Communion of the Saints in the Age of the Internet
by Ted Tschopp
Posted Comments Catagories: Current Affairs, and Religion https://www.tedt.org/2008/03/16/communion-of-th/
I got the following email from the Pastor who leads our bible study.
During last week’s Life Light I overheard some of you talking about those who feel they do not need the church — the “assembly of believers”. That attitude seems to be increasing in the United States. You can do everything on the “internet” —
Here is my response. I’m posting it here as I would like to post all my rather lengthy and perhaps thoughtful stuff here.
I am sorry for the length of this email. I felt I should respond as I was the one who brought this up. Having the ability to write something without the limitations of paper tends to make me very verbose. I have edited several rather large tangents out of this diatribe against the idea of virtual churches. As with most new things in the Church, I think they only point to the novelty of mans ability to create new ways to sin and the churches (the building, not the bride) willingness to scratch the itch.
My first thoughts on reading the article is the first letter to the Corinthians. Paul says that when they have gathered together and that he Paul is with them in spirit they should hand the man over to Satan who has become proud in his sexual sins. Paul also states that he is with the community of believers in spirit. So we do have an example of the lack of the remission of sins due to some form of confession remotely from the apostolic fathers as recorded in the New Testament. In each case that I can think of, including where the Christ lays outs the Office of the Keys, distance doesn’t seem to be a problem.
However, proximity also seems to be important. Paul asks for the community in Corinth to gather together. Jesus tells us that we can bind and absolve sins here on earth and that he will honor that in heaven.
I guess I will tend to lean away from the idea of a virtual church because online communities tends to get gnostic. I use to run the largest Tolkien community on the Internet. At our height we have 50,000 – 75,000 active participants. From that experience I know a virtual community online can be good. They have many strengths and are the source of much blessing. But there are weaknesses to an online community. They tend to emphasize their strengths. The ability to focus on the mind and being virtually present. This means the group will start to deny the physical in favor of the mind and the virtual. This is the exact same problem that the gnostics championed as one of the blessings of their philosophy.
Being a part of a community is touching, tasting, breathing, crying, and in the end living together. The creator of the universe has blessed us with many amazing blessings including a mind that can come up with things like computers and email and virtual communities online. But that same creator did not enter cyberspace to talk to us.
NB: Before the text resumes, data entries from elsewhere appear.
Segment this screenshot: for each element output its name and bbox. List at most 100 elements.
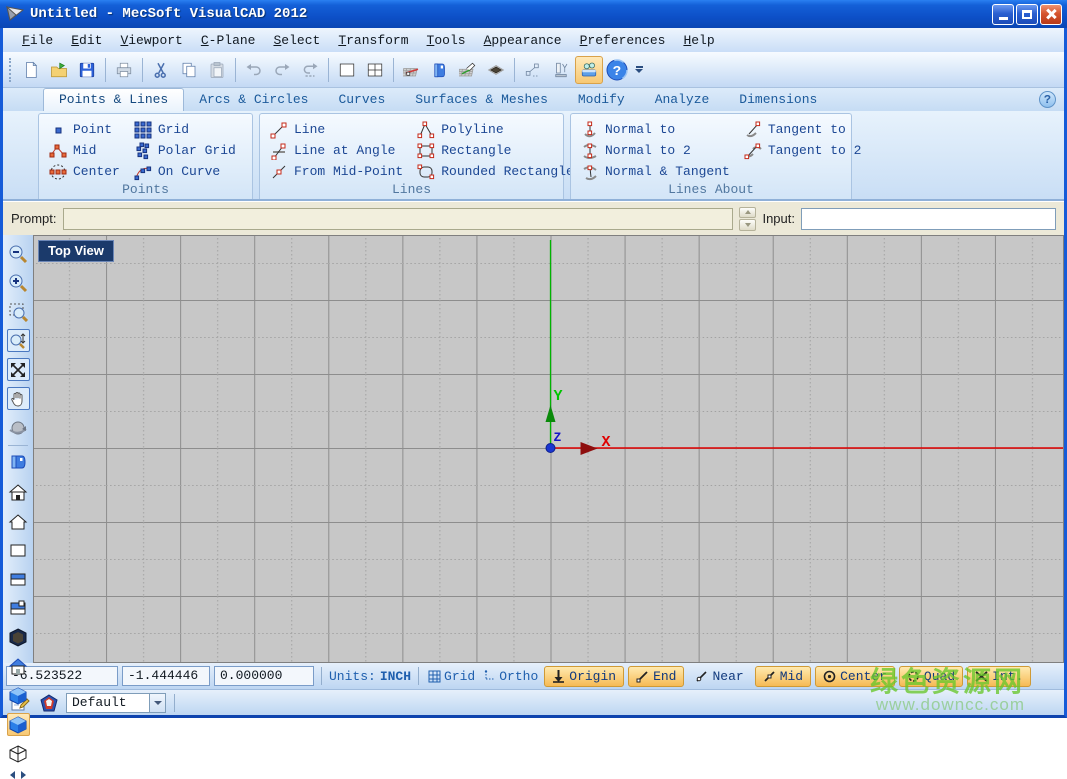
prompt-input[interactable] bbox=[63, 208, 734, 230]
ribbon-help-button[interactable]: ? bbox=[1039, 91, 1056, 108]
undo-button[interactable] bbox=[240, 56, 268, 84]
menu-appearance[interactable]: Appearance bbox=[475, 31, 571, 50]
normal-to-command[interactable]: Normal to bbox=[581, 119, 730, 140]
grid-toggle[interactable]: Grid bbox=[426, 669, 477, 684]
shaded-display-button[interactable] bbox=[482, 56, 510, 84]
shaded-view-button[interactable] bbox=[7, 626, 30, 649]
copy-button[interactable] bbox=[175, 56, 203, 84]
line-from-midpoint-command[interactable]: From Mid-Point bbox=[270, 161, 403, 182]
line-command[interactable]: Line bbox=[270, 119, 403, 140]
snap-quad-button[interactable]: Quad bbox=[899, 666, 963, 687]
save-button[interactable] bbox=[73, 56, 101, 84]
snap-center-button[interactable]: Center bbox=[815, 666, 895, 687]
front-house-view-button[interactable] bbox=[7, 510, 30, 533]
redo-all-button[interactable] bbox=[296, 56, 324, 84]
history-down-button[interactable] bbox=[739, 219, 756, 231]
tab-points-lines[interactable]: Points & Lines bbox=[43, 88, 184, 111]
snap-int-button[interactable]: Int. bbox=[967, 666, 1031, 687]
display-object-button[interactable] bbox=[7, 452, 30, 475]
top-plane-view-button[interactable] bbox=[7, 539, 30, 562]
print-button[interactable] bbox=[110, 56, 138, 84]
ribbon-tab-row: Points & Lines Arcs & Circles Curves Sur… bbox=[3, 88, 1064, 111]
coordinate-z-field[interactable]: 0.000000 bbox=[214, 666, 314, 686]
polyline-command[interactable]: Polyline bbox=[417, 119, 574, 140]
measure-points-button[interactable] bbox=[519, 56, 547, 84]
points-on-curve-command[interactable]: On Curve bbox=[134, 161, 236, 182]
normal-to-2-command[interactable]: Normal to 2 bbox=[581, 140, 730, 161]
zoom-out-button[interactable] bbox=[7, 242, 30, 265]
snap-near-button[interactable]: Near bbox=[688, 666, 750, 687]
snap-origin-button[interactable]: Origin bbox=[544, 666, 624, 687]
layer-select[interactable]: Default bbox=[66, 693, 166, 713]
menu-tools[interactable]: Tools bbox=[418, 31, 475, 50]
cut-button[interactable] bbox=[147, 56, 175, 84]
help-button[interactable]: ? bbox=[603, 56, 631, 84]
pan-button[interactable] bbox=[7, 387, 30, 410]
maximize-button[interactable] bbox=[1016, 4, 1038, 25]
normal-tangent-command[interactable]: Normal & Tangent bbox=[581, 161, 730, 182]
rotate-view-button[interactable] bbox=[7, 416, 30, 439]
tab-curves[interactable]: Curves bbox=[323, 89, 400, 111]
isometric-view-1-button[interactable] bbox=[7, 684, 30, 707]
paste-button[interactable] bbox=[203, 56, 231, 84]
history-up-button[interactable] bbox=[739, 207, 756, 219]
home-roof-view-button[interactable] bbox=[7, 655, 30, 678]
line-at-angle-command[interactable]: Line at Angle bbox=[270, 140, 403, 161]
grid-points-command[interactable]: Grid bbox=[134, 119, 236, 140]
minimize-button[interactable] bbox=[992, 4, 1014, 25]
solid-display-button[interactable] bbox=[426, 56, 454, 84]
layer-value: Default bbox=[72, 695, 127, 710]
center-point-command[interactable]: Center bbox=[49, 161, 120, 182]
rounded-rectangle-command[interactable]: Rounded Rectangle bbox=[417, 161, 574, 182]
snap-end-button[interactable]: End bbox=[628, 666, 684, 687]
viewport-four-button[interactable] bbox=[361, 56, 389, 84]
zoom-in-button[interactable] bbox=[7, 271, 30, 294]
menu-cplane[interactable]: C-Plane bbox=[192, 31, 265, 50]
ortho-toggle[interactable]: Ortho bbox=[481, 669, 540, 684]
coordinate-y-field[interactable]: -1.444446 bbox=[122, 666, 210, 686]
menu-help[interactable]: Help bbox=[674, 31, 723, 50]
viewport-single-button[interactable] bbox=[333, 56, 361, 84]
layer-manager-button[interactable] bbox=[37, 692, 61, 714]
menu-select[interactable]: Select bbox=[264, 31, 329, 50]
home-view-button[interactable] bbox=[7, 481, 30, 504]
menu-viewport[interactable]: Viewport bbox=[111, 31, 191, 50]
wireframe-view-button[interactable] bbox=[7, 742, 30, 765]
measure-tools-button[interactable] bbox=[547, 56, 575, 84]
rectangle-command[interactable]: Rectangle bbox=[417, 140, 574, 161]
point-command[interactable]: Point bbox=[49, 119, 120, 140]
zoom-extents-button[interactable] bbox=[7, 358, 30, 381]
lines-about-column-1: Normal to Normal to 2 Normal & Tangent bbox=[581, 119, 730, 182]
command-input[interactable] bbox=[801, 208, 1056, 230]
render-options-button[interactable] bbox=[575, 56, 603, 84]
menu-preferences[interactable]: Preferences bbox=[571, 31, 675, 50]
sidebar-scroll-buttons[interactable] bbox=[10, 771, 26, 779]
toolbar-overflow-button[interactable] bbox=[635, 66, 643, 73]
snap-mid-button[interactable]: Mid bbox=[755, 666, 811, 687]
tab-arcs-circles[interactable]: Arcs & Circles bbox=[184, 89, 323, 111]
mid-point-command[interactable]: Mid bbox=[49, 140, 120, 161]
new-file-button[interactable] bbox=[17, 56, 45, 84]
tangent-to-command[interactable]: Tangent to bbox=[744, 119, 862, 140]
side-plane-view-button[interactable] bbox=[7, 597, 30, 620]
front-plane-view-button[interactable] bbox=[7, 568, 30, 591]
menu-transform[interactable]: Transform bbox=[329, 31, 417, 50]
tab-surfaces-meshes[interactable]: Surfaces & Meshes bbox=[400, 89, 563, 111]
menu-file[interactable]: File bbox=[13, 31, 62, 50]
isometric-view-2-button[interactable] bbox=[7, 713, 30, 736]
menu-edit[interactable]: Edit bbox=[62, 31, 111, 50]
drawing-viewport[interactable]: Y X Z Top View bbox=[33, 235, 1064, 663]
tab-dimensions[interactable]: Dimensions bbox=[724, 89, 832, 111]
zoom-window-button[interactable] bbox=[7, 300, 30, 323]
open-file-button[interactable] bbox=[45, 56, 73, 84]
redo-button[interactable] bbox=[268, 56, 296, 84]
tangent-to-2-command[interactable]: Tangent to 2 bbox=[744, 140, 862, 161]
close-button[interactable] bbox=[1040, 4, 1062, 25]
tab-modify[interactable]: Modify bbox=[563, 89, 640, 111]
mesh-display-button[interactable] bbox=[398, 56, 426, 84]
tab-analyze[interactable]: Analyze bbox=[640, 89, 725, 111]
zoom-dynamic-button[interactable] bbox=[7, 329, 30, 352]
polar-grid-command[interactable]: Polar Grid bbox=[134, 140, 236, 161]
mesh-edit-button[interactable] bbox=[454, 56, 482, 84]
layer-select-arrow[interactable] bbox=[149, 694, 165, 712]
He didn’t send us an email. He didn’t touch the heavens and have the clouds form the letters “I LOVE YOU.” No, he entered reality as a messy, dirty, smelly, Human. The creator liked matter so much that creator and creation became bound up in reality in the person and work of Jesus of Nazareth.
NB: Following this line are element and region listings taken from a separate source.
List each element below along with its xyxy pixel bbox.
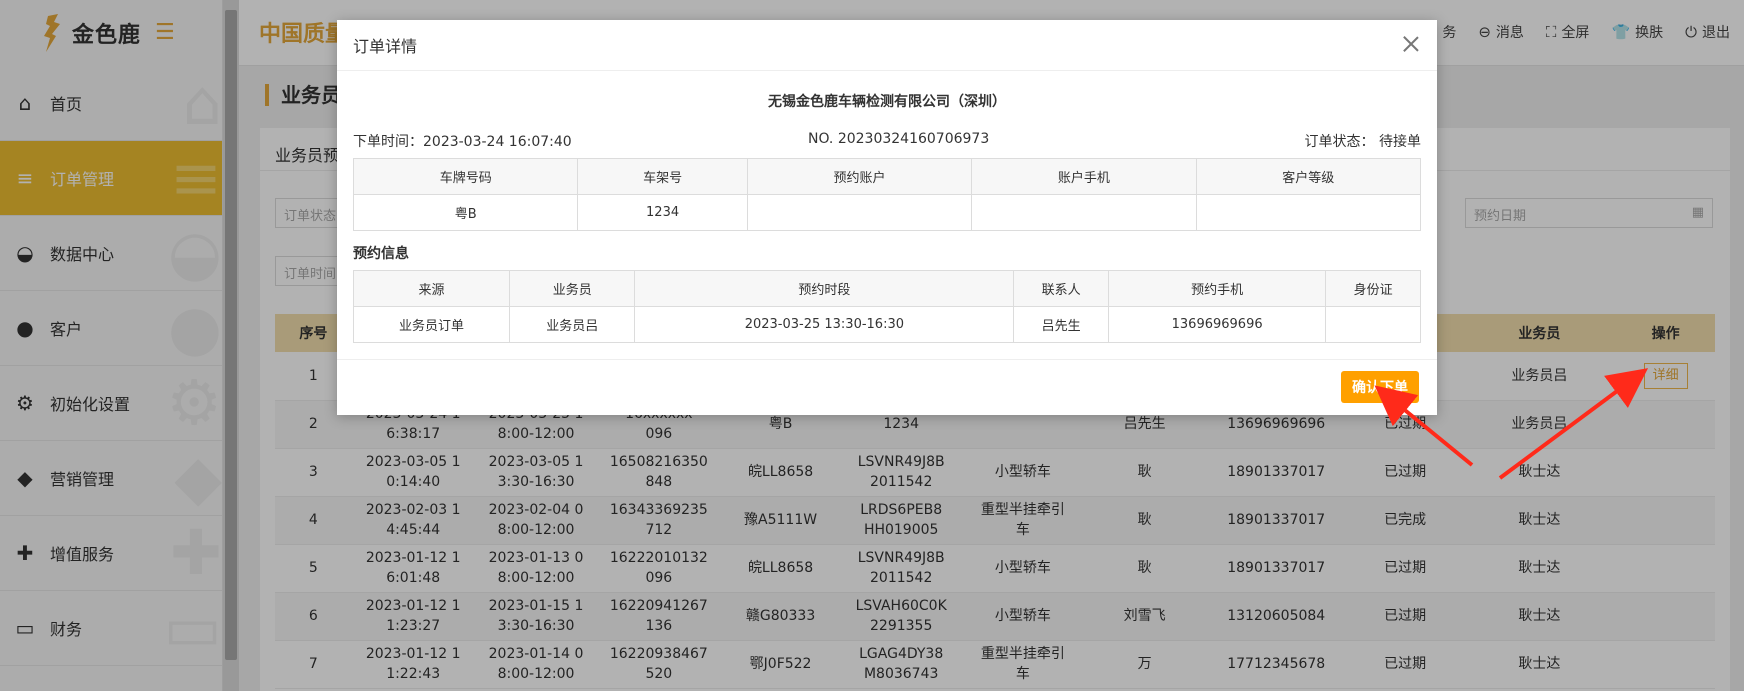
modal-table-header-row: 车牌号码 车架号 预约账户 账户手机 客户等级 <box>352 158 1422 195</box>
vehicle-table: 车牌号码 车架号 预约账户 账户手机 客户等级 粤B 1234 <box>352 158 1422 231</box>
modal-table-cell: 2023-03-25 13:30-16:30 <box>634 306 1015 343</box>
modal-table-header: 来源 <box>352 270 511 307</box>
order-time: 下单时间：2023-03-24 16:07:40 <box>353 134 572 150</box>
booking-table: 来源 业务员 预约时段 联系人 预约手机 身份证 业务员订单 业务员吕 2023-03-25 1… <box>352 270 1421 343</box>
modal-table-header: 客户等级 <box>1195 158 1422 195</box>
modal-table-header: 身份证 <box>1325 270 1421 307</box>
order-status: 订单状态： 待接单 <box>1304 134 1421 150</box>
modal-table-row: 粤B 1234 <box>352 194 1422 231</box>
modal-table-cell: 业务员吕 <box>509 306 636 343</box>
company-name: 无锡金色鹿车辆检测有限公司（深圳） <box>768 94 1006 110</box>
modal-table-cell: 吕先生 <box>1013 306 1109 343</box>
modal-table-cell: 粤B <box>352 194 579 231</box>
modal-table-header: 车牌号码 <box>352 158 579 195</box>
modal-table-header: 预约手机 <box>1107 270 1327 307</box>
modal-table-cell: 13696969696 <box>1107 306 1327 343</box>
modal-table-cell <box>1325 306 1421 343</box>
modal-table-header: 业务员 <box>509 270 636 307</box>
order-meta: 下单时间：2023-03-24 16:07:40 NO. 20230324160… <box>353 131 1421 151</box>
modal-table-cell <box>971 194 1197 231</box>
modal-table-header: 预约时段 <box>634 270 1015 307</box>
modal-table-header-row: 来源 业务员 预约时段 联系人 预约手机 身份证 <box>352 270 1421 307</box>
modal-table-header: 车架号 <box>577 158 748 195</box>
modal-table-cell: 1234 <box>577 194 748 231</box>
modal-title: 订单详情 <box>353 37 418 56</box>
divider <box>337 359 1437 360</box>
confirm-order-button[interactable]: 确认下单 <box>1341 371 1419 403</box>
modal-table-cell: 业务员订单 <box>352 306 511 343</box>
modal-table-cell <box>1195 194 1422 231</box>
order-number: NO. 20230324160706973 <box>808 131 990 147</box>
booking-section-title: 预约信息 <box>353 246 409 262</box>
modal-table-cell <box>746 194 973 231</box>
modal-table-row: 业务员订单 业务员吕 2023-03-25 13:30-16:30 吕先生 136969… <box>352 306 1421 343</box>
order-detail-modal: 订单详情 无锡金色鹿车辆检测有限公司（深圳） 下单时间：2023-03-24 1… <box>337 20 1437 415</box>
modal-table-header: 预约账户 <box>746 158 973 195</box>
modal-table-header: 联系人 <box>1013 270 1109 307</box>
modal-table-header: 账户手机 <box>971 158 1197 195</box>
close-icon[interactable] <box>1399 32 1423 56</box>
modal-header: 订单详情 <box>337 20 1437 71</box>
In this cases we should follow the example of our God. How did he communicate our forgiveness to us. When Adam and Eve had sinned, e came to them in the cool of the evening. From that point forward, when God came, it was mediated through the medium of prophets, priests, and kings. Finally when the time was right our God entered reality, and when it was all done he yelled “It is finished” for all to hear. And before He left he charged his followers to tell others what they had witnessed.
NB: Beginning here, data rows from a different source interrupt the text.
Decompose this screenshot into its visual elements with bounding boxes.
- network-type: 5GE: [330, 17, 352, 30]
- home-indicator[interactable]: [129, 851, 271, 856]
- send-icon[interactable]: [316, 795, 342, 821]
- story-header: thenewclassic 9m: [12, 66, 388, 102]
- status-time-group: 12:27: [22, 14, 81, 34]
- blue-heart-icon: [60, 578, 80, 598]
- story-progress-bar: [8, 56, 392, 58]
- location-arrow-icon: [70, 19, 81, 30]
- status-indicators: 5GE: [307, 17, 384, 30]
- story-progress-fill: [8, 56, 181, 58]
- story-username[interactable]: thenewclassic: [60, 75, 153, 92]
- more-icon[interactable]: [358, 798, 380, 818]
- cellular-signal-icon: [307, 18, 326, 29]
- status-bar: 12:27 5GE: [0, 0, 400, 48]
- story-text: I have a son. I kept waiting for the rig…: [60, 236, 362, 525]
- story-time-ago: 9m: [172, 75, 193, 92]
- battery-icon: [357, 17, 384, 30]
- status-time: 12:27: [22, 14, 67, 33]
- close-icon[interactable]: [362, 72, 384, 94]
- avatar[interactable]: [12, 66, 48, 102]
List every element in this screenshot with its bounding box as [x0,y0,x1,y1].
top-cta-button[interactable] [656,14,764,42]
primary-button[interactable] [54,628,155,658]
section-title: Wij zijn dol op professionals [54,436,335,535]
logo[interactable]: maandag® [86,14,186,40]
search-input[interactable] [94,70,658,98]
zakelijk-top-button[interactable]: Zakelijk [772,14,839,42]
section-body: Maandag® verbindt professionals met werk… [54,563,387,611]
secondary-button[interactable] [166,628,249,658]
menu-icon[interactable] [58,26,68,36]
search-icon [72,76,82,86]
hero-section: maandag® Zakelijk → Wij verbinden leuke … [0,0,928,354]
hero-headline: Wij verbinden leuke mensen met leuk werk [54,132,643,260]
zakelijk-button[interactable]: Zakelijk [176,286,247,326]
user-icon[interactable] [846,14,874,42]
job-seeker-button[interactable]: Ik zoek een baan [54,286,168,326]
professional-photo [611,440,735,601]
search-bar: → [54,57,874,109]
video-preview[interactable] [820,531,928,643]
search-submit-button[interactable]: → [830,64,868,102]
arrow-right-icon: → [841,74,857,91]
No our God entered reality. No more mediation is needed. No more prophets, priests, or kings. No need to approach a mountain on fire, or a building or tent filled with the blood. And now that we are this free isn’t it -so- human to say. “I don’t like my freedom. It’s scary. I need my church experience mediated with a computer screen. I need my experience with my fellow believers mediated by the television screen. I need my experience with God’s forgiveness to be mediated through forms of entertainment like a movie. I believe in the communion of the saints like the creed says, but please, I need that experience mediated; the physical reality of the connection between other believers is too much.” These are all the sayings of a sinful man returning to the same attitudes he had before he experienced God.
I suppose I could keep ranting about this, I agree there are good things about having the ability to remotely confess. Sins are hard to confront. It’s easier to leave a note on a car and say “Sorry I ran into you. Here is my insurance information.” than it is to stop and confront the person you ran into. But the absolution of sins needs to be very real and felt, and seeing the words “I absolve you” scroll across the screen isn’t as real as the confessor/pastor saying it; and it’s definitely not as real as the dying God saying “Today you will be with me in Paradise.”